Opinión | Manzanas del paraíso

Rafael Hortal

La diva

Flamenca Atenea dominando a Pan.

Flamenca Atenea dominando a Pan. / Inma Escudero

Se buscan actores y actrices». Así, a secas; un titular tan sencillo que hacía sospechar lo peor. Esa es la idea que quería provocar el director del proyecto Sin taparrabos. En la letra pequeña del anuncio se explicaba que buscaban personas capaces de enfrentarse a escenas sexuales de ficción (especificaba que no pornográficas) y superar pruebas de interpretación y atléticas.

Sin taparrabos era un proyecto de Harby Vein, conocido en el mundillo de Hollywood por su procacidad sexual y por sus pelícucensuradas por la Federal Communications Commission (FCC).

En 2020 se restauró la película Tarzán y su compañera (1934), volviendo a incluir la escena de dos atletas olímpicos nadando desnudos en un lago: Johnny Weissmuller y Josephine McKim, que sustituía en esa escena a Maureen O’Sullivan, la eterna Jane, compañera de Tarzán, con el que tuvo un hijo (caído del cielo, sin explicación). Eso fue el detonante para que Harby escribiera el guion de Sin taparrabos, un homenaje a las famosas películas donde el presupuesto de vestuario era muy escaso: La isla virgen, Hace un millón de año, El lago azul, El señor de las bestias y muchas más en las que el espectador soñaba con ver algo debajo de los taparrabos.

—Harby, nos van a demandar como sigas haciendo estas pruebas de casting —le dijo Margot, su asistente.

—Me da igual, más publicidad para la película.
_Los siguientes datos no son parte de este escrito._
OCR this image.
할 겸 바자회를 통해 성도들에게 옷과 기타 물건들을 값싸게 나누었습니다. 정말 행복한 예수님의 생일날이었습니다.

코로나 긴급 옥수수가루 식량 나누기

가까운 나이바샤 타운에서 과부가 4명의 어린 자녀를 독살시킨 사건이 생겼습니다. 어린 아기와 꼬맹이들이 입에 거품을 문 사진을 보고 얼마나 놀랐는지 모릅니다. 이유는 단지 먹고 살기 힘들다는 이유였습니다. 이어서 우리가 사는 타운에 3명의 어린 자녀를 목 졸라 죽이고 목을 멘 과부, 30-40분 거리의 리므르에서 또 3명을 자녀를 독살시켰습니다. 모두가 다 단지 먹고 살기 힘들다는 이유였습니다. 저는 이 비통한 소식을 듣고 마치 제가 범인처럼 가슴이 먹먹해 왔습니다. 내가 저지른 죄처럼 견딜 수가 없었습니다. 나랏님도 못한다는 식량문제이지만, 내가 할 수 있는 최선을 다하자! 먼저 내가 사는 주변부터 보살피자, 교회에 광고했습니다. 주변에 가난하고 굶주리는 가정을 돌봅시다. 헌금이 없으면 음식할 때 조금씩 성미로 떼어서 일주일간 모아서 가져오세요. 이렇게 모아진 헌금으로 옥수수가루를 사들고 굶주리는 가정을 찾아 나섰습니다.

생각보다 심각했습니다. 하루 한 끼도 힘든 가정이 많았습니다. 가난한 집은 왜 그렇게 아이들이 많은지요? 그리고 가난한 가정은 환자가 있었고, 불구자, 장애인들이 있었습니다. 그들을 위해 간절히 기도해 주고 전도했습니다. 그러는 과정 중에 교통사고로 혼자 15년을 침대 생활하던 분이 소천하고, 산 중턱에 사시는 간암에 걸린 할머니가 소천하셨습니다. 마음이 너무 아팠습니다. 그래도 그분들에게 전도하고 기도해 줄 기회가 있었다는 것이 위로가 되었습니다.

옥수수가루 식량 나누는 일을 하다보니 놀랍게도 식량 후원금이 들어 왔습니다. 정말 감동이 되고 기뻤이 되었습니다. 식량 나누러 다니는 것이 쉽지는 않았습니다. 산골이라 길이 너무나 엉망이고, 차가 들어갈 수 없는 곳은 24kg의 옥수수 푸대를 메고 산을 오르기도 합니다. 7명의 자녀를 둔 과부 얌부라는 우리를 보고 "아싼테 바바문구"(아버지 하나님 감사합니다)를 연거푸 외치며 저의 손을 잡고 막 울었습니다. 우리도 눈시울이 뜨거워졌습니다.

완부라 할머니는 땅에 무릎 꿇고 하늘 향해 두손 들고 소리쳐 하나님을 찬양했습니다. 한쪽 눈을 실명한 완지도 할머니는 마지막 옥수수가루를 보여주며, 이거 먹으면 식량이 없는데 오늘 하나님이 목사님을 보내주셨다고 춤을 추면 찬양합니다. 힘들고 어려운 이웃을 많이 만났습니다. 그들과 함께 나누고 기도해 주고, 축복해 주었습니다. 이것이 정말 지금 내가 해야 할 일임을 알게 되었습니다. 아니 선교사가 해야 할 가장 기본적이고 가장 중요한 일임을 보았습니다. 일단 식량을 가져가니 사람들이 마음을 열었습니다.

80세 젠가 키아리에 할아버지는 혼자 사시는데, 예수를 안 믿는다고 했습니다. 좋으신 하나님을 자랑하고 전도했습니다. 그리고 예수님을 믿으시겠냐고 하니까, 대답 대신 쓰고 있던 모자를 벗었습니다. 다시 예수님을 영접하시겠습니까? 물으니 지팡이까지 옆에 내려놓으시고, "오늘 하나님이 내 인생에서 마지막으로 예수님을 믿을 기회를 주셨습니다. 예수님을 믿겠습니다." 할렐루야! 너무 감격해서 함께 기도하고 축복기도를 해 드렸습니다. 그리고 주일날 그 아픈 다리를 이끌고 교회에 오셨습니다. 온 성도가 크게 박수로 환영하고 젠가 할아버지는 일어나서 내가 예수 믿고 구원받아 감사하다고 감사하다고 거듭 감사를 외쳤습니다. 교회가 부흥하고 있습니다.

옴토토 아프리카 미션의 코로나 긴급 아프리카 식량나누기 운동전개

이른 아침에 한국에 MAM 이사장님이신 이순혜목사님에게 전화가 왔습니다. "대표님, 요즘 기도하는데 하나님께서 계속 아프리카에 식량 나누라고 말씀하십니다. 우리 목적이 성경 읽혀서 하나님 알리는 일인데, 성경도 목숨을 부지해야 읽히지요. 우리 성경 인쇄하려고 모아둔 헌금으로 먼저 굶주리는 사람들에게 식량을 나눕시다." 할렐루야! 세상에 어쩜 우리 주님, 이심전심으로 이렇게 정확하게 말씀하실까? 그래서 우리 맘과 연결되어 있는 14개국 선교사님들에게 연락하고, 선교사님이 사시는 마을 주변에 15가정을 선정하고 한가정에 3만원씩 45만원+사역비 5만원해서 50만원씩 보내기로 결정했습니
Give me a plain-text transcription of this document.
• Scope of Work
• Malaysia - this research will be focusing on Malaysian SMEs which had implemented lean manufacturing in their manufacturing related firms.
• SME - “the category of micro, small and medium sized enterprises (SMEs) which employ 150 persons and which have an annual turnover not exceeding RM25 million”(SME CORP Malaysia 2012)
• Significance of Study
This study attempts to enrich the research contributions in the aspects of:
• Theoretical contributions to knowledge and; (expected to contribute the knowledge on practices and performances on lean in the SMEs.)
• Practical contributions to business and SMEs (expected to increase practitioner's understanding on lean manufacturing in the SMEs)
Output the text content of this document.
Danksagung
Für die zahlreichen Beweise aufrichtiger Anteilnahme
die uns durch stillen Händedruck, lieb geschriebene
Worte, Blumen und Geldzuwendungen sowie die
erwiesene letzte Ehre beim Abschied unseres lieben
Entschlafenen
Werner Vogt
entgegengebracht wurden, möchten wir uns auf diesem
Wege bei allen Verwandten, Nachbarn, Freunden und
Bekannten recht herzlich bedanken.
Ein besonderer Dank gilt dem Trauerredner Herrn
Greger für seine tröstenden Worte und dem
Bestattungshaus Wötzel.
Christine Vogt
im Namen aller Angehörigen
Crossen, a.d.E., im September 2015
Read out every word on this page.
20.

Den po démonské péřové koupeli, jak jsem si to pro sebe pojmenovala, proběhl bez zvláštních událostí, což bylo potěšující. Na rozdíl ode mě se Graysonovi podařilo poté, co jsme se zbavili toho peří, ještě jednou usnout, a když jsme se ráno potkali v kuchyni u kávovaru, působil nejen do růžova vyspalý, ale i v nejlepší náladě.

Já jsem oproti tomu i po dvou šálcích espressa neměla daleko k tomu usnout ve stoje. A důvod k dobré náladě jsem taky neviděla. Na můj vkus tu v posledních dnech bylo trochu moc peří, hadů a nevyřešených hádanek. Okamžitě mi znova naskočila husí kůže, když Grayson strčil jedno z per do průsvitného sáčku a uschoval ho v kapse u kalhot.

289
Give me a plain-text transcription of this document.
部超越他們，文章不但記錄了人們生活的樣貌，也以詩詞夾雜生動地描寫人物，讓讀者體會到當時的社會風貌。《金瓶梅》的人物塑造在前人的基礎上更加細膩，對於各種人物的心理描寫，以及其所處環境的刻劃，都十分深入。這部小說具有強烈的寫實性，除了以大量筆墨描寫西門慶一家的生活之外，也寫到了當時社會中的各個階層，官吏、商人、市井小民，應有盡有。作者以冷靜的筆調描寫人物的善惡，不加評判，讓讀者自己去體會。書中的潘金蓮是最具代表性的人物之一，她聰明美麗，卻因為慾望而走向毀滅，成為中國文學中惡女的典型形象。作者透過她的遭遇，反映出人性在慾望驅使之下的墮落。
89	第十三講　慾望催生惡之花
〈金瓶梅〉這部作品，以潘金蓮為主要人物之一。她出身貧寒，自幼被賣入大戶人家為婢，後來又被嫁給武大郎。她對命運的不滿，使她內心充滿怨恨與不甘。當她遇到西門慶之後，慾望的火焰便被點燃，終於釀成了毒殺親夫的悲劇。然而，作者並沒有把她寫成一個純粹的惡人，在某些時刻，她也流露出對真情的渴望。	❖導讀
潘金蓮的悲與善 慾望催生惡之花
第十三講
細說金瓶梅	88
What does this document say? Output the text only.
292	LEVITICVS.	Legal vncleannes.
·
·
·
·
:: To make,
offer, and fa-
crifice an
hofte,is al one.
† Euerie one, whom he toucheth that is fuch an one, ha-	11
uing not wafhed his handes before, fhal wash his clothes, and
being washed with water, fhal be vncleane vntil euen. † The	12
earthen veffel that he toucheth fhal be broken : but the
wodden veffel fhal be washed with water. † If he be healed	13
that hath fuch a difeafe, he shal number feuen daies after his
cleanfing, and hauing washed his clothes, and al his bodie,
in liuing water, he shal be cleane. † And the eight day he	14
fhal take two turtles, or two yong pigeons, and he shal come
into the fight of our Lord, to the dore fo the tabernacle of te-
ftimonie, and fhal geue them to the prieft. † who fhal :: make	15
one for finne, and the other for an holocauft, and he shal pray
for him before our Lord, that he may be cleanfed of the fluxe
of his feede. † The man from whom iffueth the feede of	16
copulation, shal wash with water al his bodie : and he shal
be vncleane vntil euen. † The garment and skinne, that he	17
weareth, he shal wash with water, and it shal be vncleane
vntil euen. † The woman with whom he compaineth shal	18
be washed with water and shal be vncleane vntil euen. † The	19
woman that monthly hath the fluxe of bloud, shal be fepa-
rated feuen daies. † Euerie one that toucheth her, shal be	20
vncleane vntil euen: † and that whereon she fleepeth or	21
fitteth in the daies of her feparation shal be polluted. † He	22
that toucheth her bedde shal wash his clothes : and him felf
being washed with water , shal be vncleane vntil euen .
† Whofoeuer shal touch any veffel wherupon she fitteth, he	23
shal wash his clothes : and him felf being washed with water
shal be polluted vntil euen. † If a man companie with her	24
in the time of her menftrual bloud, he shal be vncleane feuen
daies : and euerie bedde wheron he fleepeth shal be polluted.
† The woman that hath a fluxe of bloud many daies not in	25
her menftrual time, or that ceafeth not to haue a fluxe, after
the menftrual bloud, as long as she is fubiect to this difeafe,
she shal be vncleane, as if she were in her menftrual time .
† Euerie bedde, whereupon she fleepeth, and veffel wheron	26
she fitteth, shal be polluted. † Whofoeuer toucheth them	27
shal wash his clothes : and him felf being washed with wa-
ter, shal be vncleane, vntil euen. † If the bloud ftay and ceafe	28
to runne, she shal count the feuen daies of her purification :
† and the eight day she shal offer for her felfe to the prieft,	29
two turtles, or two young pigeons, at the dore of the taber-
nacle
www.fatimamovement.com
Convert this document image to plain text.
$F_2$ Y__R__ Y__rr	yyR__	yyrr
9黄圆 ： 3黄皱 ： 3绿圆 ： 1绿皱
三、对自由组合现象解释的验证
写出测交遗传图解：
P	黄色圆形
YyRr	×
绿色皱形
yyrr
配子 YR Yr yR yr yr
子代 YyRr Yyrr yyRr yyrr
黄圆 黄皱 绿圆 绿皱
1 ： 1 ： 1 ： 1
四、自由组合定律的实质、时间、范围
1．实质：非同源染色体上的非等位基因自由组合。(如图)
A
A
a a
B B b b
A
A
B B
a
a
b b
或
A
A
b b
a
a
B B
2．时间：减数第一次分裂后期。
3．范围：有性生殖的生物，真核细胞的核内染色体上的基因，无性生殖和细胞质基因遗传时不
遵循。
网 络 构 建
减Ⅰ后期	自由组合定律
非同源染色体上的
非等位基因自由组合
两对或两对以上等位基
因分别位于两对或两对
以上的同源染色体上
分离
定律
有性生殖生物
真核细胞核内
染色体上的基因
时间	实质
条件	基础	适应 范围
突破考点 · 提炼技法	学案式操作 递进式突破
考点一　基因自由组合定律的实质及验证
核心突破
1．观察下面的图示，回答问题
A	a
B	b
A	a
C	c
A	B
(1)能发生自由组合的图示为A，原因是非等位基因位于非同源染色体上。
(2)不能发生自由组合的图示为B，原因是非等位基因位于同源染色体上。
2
El que no se desnude no sale en mi peli.

—¡Pero ya has visto a más de cuarenta actores y ninguno te convence!

—Al menos los dos protagonistas deben ser idóneos para todo, perfectos.

Las pruebas de casting estaban en la fase final, sólo quedaba la prueba de físico de la actriz. Debían entrar en la sala con un taparrabos, Harby se lo arrancaba y observaba la reacción. Dolores Rodríguez entró en la sala, descalza, con un pañuelo a modo de sujetador y un minúsculo taparrabos anudado a los lados.

—Dolores Rodríguez, está preseleccionada para el papel principal —dijo Harby levantándose de la silla.

—No se acerque, por favor. —Una chica le había contado que Harby, en la prueba, le arrancó el taparrabos y la toqueteó.

—¿No te has leído el guion? —elevando la voz.

—Claro, pero es el actor protagonista quien debe arrancarme el taparrabos, no usted.

—Señorita, aquí no está el actor. ¿Prefiere que se lo arranque mi asistente?

—No, no, yo prefiero no intervenir —Margot presagiaba otro escándalo.

—No me voy a desnudar aquí.

—Pero tienes un amplio currículo de… —Dolores lo interrumpió.

—Enseño mi currículo y mi culo cuando yo decido. Me marcho.

—No, por favor. Es usted la idónea para el papel principal —dijo Margot mientras hacía un ademán a Harby para que se sentara.

—Si firmo el contrato será con mis condiciones. La primera es conocer al actor y probar si tenemos feeling.

—De acuerdo, os dejaré a solas en la sala de ensayos —Harby estaba en tono conciliador.

Dolores sabía que Tom era el actor seleccionado, un chico guapo con el que había coqueteado en la cola del casting. El guion indicaba que el minotauro, ser mitológico con cuerpo masculino y cabeza de toro, estaba recluido en el laberinto. Dolores será el sacrificio humano entregado para alimentarse, pero ella deberá seducirle para que el deseo pueda más que el hambre de la bestia.

Allí se encontraba Tom con el casco de cuernos. La oyó acercarse, sus pies hacían crujir la hojarasca del laberinto, se incorporó acechante para sorprenderla. Dolores notó unos brazos fuertes que la ceñían desde atrás, por la cintura, que la elevaba del suelo, a la vez que notaba una mano acariciando su pecho. Notó cómo se endurecía el miembro de Tom entre sus muslos y de pronto la volteaba y arrancaba su taparrabos. Tom la alzó entre sus enormes brazos y ella intentaba poner cara de pánico, pero no le salía, estaba deseando que la fiera la poseyera, así que dejó su cuerpo laxo, desfallecido.

—¡Tom, penétrame!

—Eso no está en el guion. Sólo hay que fingir —le dijo Tom quitándose el casco con cuernos.

—Pero ahora estamos ensayando y te deseo. Me fijé en ti desde el primer día.

—Y yo también, además de guapa, menudo culo tienes.

Dolores lo besó, lo acarició hasta convencerlo de que si algo merecía la pena de esa película, es que se hubieran conocido.